James Yost has staged more than 50 plays and has won several awards for his productions, as well as receiving Theatre Person of the Year in 2001 in Charlotte, NC. Selected plays include: Mr. Marmalade, Psycho Beach Party and Debbie Does Dallas: The Musical. Other credits include: The Graduate, The Play About the Baby, A Midsummer Night's Dream, Drift, Ugly Art, bash - the latter-day plays, Squirrels, The Wizard of Oz, Lend Me a Tenor, True West, The Pitchfork Disney and Noises Off. Yost teaches acting, directing, production design and film at the high school and collegiate level. He is published in Teaching Theatre Journal, a publication of Dramatics Magazine.
Founded in 2010, Interrobang Theatre Project (Jeffry Stanton and James Yost, Co-Artistic Directors) produces visceral and timely plays that are not readily seen on other Chicago stages. Interrobang is not recommended for audiences who prefer theatre to be benign or familiar.
Interrobang Theatre Project's fourth season opened with a hit production of Mark O'Rowe's Irish Drama Terminus, followed by Philip Ridley's dark comedy The Pitchfork Disney. The company's third season opened with a revival of Paula Vogel's Hot 'N' Throbbing. Other Interrobang Theatre Project productions include the one-man Here Lies Henry by Daniel MacIvor, the Midwest premiere of The Argument by Gregory Moss and Orange Flower Water by Craig Wright, a co-production with BareBones.

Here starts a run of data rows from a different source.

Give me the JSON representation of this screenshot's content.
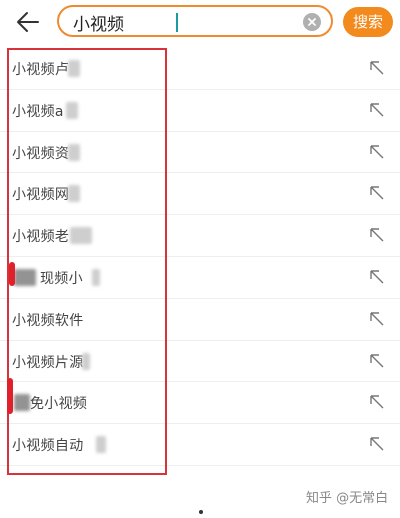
{
  "header": {
    "search_value": "小视频",
    "search_button_label": "搜索"
  },
  "suggestions": [
    {
      "text": "小视频卢"
    },
    {
      "text": "小视频a"
    },
    {
      "text": "小视频资"
    },
    {
      "text": "小视频网"
    },
    {
      "text": "小视频老"
    },
    {
      "text": "现频小"
    },
    {
      "text": "小视频软件"
    },
    {
      "text": "小视频片源"
    },
    {
      "text": "免小视频"
    },
    {
      "text": "小视频自动"
    }
  ],
  "watermark": "知乎 @无常白",
  "colors": {
    "accent": "#f28a1e",
    "highlight_border": "#d8333a"
  }
}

An interrobang is the combination of a question mark and an exclamation point, joining the Latin for "question" (interro) with a proofreading term for "exclamation" (bang). Punctuation expresses an attitude, an idea, an attempt to make things clearer. Through the plays we produce, Interrobang Theatre Project poses muscular questions. Navigating through the dark together with our audience we attempt to arrive at new understandings and fresh perspectives of who we are and the world in which we live.